In this particular member's situation there was no activity in either October or November that triggered a statement.  The credit union's quarterly (and year-end) statements are configured to produce a statement for every member, regardless of activity level, but monthly statements are more restrictive in an attempt to save postage costs, and not every member gets a statement every month. 

NOTE: CU*BASE statements have a considerable number of configuration options that allow credit unions to produce member statements to meet their needs and to include the information desired. The first stage of producing statements is to determine who qualifies to get a statement. Based on the credit union's qualification criteria, monthly statements include members with a checking account, or a line of credit or loan. CU*BASE then makes the assumption that the member will be receiving a statement and updates a control date indicating such. However, there's an additional option later in the statement processing cycle that a CU can activate, directing the system not to send a monthly statement if there are no transactions. This basically eliminates the member from receiving the monthly statement that month, but there is no mechanism in the software to go back and reset the statement control date. This is how the CU*BASE statement processing works.

This member did have a checking account, and the credit union's statement settings say that all members with checking accounts normally qualify for a monthly statement, but only if there was activity on the checking account.  So the system did evaluate that member in October and updated a control date on the membership to October 31.  (This control date records the last period when statements were processed, even if that particular member didn't happen to get one.)  Then again in November the control date was bumped forward to November 30.  So as far as the membership showed, both October and November statements periods were completed.  When December statements were produced the system took that control date, added one day and printed December 1 as the starting date of the statement period. 

Coincidentally, this member actually did have activity during December, but he would have received the same statement, with the same date range at the top, even if there was no activity in December.
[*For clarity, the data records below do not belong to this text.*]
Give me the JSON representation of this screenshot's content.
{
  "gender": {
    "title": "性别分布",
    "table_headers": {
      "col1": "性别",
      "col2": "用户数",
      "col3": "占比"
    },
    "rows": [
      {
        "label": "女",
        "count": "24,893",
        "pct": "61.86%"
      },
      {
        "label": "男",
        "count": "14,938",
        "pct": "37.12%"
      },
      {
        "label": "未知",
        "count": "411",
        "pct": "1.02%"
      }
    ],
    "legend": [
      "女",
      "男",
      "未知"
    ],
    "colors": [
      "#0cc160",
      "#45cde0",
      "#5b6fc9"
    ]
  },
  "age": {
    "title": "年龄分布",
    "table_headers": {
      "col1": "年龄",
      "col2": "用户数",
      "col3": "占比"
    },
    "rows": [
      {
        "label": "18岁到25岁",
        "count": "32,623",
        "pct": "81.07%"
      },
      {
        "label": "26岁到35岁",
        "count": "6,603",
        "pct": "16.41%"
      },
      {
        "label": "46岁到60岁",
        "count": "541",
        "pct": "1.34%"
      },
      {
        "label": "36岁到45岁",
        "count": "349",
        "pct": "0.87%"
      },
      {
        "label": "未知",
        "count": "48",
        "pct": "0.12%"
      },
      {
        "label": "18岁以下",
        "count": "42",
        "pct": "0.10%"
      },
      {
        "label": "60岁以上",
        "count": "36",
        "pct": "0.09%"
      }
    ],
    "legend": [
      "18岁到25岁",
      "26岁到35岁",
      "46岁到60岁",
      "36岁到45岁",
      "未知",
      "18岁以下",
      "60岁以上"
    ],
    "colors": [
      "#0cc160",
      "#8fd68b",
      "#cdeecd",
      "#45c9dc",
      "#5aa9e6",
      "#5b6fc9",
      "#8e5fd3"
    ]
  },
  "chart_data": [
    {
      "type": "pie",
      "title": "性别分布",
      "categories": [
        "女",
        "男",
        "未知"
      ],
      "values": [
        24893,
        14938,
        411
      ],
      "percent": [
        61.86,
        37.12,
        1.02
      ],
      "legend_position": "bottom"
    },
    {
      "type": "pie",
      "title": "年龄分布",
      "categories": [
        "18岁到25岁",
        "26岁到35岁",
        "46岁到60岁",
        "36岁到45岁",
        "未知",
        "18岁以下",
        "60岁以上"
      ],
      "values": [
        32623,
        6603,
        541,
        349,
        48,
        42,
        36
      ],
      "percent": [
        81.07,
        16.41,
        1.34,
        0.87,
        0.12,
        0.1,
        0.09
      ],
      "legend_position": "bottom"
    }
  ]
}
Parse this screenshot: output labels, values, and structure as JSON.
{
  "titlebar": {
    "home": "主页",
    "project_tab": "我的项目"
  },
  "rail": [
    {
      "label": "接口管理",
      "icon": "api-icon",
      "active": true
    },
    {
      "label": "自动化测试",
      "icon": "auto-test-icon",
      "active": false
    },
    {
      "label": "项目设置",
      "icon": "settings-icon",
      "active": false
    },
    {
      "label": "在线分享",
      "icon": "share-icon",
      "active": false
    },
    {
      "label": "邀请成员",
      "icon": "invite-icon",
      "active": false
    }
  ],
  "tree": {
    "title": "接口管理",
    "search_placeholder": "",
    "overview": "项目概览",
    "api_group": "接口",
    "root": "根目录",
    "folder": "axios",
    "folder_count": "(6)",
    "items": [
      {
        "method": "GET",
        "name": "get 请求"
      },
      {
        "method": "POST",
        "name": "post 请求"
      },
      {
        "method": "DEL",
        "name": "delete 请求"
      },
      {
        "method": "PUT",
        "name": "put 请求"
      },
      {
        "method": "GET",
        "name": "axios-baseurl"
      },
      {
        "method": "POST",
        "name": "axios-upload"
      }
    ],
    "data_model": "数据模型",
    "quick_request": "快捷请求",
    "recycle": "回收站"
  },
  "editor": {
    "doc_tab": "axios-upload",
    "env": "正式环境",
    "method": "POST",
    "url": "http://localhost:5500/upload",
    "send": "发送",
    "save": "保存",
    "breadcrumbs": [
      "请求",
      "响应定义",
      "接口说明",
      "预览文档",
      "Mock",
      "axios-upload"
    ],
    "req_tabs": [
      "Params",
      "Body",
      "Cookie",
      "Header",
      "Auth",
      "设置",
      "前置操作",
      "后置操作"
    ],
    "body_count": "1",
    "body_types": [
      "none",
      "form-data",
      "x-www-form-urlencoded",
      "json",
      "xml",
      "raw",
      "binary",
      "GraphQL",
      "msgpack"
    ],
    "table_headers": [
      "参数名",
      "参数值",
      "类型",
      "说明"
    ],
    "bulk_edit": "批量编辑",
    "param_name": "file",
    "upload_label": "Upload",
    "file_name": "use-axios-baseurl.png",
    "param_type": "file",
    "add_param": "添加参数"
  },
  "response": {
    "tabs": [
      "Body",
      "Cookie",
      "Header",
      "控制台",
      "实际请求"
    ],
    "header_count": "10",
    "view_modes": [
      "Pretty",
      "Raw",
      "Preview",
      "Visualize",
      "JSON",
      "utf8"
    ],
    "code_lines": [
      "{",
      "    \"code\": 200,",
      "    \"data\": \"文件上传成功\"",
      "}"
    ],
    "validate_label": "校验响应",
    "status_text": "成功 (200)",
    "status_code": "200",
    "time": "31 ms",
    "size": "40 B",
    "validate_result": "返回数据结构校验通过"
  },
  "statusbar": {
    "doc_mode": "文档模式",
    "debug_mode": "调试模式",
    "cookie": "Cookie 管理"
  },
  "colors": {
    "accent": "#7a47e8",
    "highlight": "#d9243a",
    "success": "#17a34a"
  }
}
IMPORTANT NOTE:  This particular member did have a checking account, which is the primary factor that decides whether he gets a monthly or a quarterly statement. Although this is controlled by the credit union's configuration, it is a very common setup based on Reg. E requirements.  (Another setting that's common is to qualify members based on the presence of EFT transactions (ATM, Debit, etc.) on any account.)  If this member had, say, only a regular savings account with just a couple of teller deposits and an inactive line of credit, he would have been bypassed altogether during the monthly statement routines in October and November, so the control date on his account would still have been sitting at the end of September.  Then when the December statement was produced the date range would show as a true quarterly statement period, not a monthly period.  So there are actually two configurations at play: account types that qualify a member to get a statement, and whether there is qualifying activity or not during the statement period.